Gambhir, meanwhile, drove down the ground and through cover, uppercut Broad over the slips twice, and deposited Graeme Swann for six. He had two lucky moments, both off Swann - a dropped catch by Collingwood when on 70 and, one run later, when he copped one on the pads, the ball seeming to have everything going for it except Daryl Harper's consent. They were rare moments of fortune in what was otherwise a commanding innings.
Three consecutive off-side doubles, each more aggressive than the last, took Gambhir to 99 and he duly raised a century off 214 balls with a trademark clip off the pads. In terms of balls faced, this was Gambhir's slowest hundred but it will give him immense satisfaction. Stirringly, it continued his amorous relationship with the PCA Stadium.
After Broad's early success, England's attack tapered off.

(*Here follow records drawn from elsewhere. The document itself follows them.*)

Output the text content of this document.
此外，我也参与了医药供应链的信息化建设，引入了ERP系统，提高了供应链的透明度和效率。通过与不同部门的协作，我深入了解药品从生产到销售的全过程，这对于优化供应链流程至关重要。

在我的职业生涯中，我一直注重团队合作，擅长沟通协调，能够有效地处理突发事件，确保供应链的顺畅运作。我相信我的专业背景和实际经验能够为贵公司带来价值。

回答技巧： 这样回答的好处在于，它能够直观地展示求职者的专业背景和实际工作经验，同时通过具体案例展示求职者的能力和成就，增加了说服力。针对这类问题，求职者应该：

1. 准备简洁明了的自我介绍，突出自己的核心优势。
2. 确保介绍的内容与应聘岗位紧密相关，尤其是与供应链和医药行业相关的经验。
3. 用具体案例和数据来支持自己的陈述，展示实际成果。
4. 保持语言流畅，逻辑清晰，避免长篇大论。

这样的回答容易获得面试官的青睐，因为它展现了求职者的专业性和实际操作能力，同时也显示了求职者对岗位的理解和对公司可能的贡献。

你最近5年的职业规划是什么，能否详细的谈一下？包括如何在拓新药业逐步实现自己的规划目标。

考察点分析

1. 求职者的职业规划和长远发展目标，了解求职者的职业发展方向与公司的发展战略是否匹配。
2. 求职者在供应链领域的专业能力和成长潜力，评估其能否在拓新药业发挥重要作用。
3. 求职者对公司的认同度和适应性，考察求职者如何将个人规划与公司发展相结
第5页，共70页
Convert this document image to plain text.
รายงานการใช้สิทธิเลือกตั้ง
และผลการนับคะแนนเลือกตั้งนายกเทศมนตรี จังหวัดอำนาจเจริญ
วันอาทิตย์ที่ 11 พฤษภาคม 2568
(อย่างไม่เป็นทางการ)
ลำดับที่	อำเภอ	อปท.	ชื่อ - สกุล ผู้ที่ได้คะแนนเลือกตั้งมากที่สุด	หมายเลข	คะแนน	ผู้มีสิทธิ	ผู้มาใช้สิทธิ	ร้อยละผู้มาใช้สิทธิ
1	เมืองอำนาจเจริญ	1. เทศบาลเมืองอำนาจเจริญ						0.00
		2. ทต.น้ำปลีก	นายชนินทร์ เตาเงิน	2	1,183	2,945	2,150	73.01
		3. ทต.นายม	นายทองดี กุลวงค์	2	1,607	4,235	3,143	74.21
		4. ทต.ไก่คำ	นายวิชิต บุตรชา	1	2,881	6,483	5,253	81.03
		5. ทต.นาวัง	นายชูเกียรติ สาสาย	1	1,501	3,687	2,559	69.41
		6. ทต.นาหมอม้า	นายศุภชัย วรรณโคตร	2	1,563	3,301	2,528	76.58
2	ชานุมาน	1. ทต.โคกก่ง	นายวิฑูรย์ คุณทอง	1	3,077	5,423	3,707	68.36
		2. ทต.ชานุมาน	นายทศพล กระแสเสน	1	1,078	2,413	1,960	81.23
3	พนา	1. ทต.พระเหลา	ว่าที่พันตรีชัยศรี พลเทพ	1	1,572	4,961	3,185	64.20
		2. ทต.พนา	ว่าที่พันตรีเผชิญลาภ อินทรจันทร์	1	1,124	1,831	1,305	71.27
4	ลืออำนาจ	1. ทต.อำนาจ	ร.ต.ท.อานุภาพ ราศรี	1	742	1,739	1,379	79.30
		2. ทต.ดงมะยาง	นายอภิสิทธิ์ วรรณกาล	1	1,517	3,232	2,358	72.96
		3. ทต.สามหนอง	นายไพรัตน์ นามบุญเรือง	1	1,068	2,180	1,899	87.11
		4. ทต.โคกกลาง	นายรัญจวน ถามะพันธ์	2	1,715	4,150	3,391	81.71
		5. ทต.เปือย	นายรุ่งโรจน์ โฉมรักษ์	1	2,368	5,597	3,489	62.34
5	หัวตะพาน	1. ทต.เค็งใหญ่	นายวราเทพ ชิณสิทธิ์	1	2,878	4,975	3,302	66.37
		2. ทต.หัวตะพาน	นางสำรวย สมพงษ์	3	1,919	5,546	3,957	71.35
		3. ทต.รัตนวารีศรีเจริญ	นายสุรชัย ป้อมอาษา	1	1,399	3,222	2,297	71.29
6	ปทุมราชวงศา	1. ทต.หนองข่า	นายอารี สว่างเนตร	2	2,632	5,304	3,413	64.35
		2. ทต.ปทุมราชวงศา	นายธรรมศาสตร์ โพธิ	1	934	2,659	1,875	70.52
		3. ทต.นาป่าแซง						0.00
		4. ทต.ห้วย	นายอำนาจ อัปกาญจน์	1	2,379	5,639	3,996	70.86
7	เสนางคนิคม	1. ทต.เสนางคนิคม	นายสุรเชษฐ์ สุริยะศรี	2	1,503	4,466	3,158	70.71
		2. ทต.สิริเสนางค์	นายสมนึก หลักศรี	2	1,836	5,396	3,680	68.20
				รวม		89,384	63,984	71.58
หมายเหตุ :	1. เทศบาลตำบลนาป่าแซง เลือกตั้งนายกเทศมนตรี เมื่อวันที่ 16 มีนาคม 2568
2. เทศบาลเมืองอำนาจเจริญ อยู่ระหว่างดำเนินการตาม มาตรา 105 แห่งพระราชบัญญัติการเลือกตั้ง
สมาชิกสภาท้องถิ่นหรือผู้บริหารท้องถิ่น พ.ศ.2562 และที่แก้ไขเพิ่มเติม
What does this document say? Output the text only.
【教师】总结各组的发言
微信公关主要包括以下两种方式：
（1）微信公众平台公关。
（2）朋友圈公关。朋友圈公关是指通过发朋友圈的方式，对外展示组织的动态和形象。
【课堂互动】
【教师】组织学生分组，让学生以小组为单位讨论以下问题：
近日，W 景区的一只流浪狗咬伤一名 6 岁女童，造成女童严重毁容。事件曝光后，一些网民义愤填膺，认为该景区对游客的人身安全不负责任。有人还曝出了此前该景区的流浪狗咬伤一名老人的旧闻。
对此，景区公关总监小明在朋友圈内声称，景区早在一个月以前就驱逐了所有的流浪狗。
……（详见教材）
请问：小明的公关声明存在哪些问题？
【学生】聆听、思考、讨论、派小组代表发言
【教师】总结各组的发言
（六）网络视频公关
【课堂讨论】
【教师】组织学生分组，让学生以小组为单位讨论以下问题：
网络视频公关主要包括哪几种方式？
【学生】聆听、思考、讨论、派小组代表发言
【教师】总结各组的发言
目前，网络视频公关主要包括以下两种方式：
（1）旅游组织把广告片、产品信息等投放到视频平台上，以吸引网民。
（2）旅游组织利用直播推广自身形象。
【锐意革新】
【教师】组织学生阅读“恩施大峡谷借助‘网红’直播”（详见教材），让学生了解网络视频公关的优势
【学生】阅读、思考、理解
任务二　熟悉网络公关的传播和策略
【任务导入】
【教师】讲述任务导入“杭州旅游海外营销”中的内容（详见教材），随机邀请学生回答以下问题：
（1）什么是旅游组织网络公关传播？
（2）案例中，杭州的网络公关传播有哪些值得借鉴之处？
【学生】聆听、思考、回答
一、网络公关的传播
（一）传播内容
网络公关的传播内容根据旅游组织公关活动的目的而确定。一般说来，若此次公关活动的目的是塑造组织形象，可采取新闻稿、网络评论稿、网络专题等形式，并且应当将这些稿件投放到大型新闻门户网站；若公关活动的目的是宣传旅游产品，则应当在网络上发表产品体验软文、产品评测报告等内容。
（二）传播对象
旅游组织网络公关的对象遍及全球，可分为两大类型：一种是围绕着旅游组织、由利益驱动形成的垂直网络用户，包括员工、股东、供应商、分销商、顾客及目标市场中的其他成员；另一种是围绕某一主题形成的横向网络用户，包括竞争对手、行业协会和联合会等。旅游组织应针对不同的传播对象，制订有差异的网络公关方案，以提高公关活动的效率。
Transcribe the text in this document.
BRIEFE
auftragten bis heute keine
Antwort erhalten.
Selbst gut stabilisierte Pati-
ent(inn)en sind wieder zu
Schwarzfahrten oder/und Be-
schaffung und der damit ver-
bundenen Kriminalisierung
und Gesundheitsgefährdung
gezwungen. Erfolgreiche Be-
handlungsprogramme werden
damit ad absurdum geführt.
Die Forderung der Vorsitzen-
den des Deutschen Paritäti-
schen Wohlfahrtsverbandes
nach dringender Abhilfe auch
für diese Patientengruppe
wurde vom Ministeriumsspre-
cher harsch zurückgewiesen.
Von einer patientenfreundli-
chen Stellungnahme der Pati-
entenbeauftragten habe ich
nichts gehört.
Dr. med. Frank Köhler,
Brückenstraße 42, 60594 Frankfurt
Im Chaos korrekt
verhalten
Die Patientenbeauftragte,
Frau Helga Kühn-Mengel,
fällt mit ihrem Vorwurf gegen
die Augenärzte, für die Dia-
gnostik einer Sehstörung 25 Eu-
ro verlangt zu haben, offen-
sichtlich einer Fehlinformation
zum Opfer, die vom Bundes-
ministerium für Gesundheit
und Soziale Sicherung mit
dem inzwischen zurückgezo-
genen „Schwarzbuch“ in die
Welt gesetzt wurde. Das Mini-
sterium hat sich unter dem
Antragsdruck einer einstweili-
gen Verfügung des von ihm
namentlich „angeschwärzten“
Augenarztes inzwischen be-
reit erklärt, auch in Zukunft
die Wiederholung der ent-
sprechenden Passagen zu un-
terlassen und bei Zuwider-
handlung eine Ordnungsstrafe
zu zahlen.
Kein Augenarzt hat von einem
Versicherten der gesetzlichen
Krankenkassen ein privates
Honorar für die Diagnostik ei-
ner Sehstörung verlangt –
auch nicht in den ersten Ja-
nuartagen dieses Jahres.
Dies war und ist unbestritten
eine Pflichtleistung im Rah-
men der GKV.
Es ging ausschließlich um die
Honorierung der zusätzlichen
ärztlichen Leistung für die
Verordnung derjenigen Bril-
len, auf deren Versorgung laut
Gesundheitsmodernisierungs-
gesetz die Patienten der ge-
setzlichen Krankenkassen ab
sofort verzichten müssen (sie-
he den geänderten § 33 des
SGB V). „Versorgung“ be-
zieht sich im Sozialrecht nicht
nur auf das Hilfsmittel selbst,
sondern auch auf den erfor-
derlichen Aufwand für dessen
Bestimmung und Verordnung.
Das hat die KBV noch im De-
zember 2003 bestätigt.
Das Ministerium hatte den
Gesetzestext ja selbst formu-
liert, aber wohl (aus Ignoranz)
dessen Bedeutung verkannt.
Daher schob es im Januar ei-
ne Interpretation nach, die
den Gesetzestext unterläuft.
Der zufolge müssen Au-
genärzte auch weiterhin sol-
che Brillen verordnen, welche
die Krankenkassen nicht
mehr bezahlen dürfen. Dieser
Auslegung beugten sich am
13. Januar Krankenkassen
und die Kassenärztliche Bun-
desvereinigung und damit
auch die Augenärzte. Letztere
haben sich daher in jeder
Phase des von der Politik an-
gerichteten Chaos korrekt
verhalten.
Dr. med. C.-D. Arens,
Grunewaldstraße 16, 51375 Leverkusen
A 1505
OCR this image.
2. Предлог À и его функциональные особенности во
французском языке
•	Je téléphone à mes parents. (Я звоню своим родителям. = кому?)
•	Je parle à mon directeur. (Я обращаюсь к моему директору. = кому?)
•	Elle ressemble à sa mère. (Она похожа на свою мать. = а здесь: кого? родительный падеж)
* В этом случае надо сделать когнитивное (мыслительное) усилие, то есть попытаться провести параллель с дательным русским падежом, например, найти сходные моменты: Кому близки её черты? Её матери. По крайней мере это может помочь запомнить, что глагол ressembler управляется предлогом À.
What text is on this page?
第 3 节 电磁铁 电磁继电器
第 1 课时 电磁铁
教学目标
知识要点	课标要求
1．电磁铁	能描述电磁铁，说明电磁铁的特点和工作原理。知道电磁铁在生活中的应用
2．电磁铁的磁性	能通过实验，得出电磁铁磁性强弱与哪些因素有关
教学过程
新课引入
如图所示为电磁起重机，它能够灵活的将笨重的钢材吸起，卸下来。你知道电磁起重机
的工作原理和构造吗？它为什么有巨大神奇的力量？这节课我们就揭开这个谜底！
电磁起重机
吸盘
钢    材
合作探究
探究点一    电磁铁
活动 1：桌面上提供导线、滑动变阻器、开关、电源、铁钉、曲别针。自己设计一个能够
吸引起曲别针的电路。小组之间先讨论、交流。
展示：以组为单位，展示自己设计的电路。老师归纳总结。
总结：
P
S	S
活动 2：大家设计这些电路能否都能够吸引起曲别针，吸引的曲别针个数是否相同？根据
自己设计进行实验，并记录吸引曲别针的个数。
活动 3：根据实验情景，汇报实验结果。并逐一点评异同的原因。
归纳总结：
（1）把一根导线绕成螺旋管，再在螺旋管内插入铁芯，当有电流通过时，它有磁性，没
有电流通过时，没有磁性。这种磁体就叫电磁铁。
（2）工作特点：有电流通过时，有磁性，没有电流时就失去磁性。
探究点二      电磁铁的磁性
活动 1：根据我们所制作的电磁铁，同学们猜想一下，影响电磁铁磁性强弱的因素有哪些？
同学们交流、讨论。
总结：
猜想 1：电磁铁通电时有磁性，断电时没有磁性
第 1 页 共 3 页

Flintoff's control kept a choke on the scoring, James Anderson didn't make the batsmen play enough, and Panesar again struggled to find his rhythm. Swann was the slowest bowler, but also appeared the most dangerous. He again purchased turn, and was unlucky not to have Gambhir twice. England failed to maintain control, while Gambhir and Dravid ensured that Mohali, despite all the pre-match talk of a green tinge, and the first hour of play, lived up to its reputation of being a batsman's track.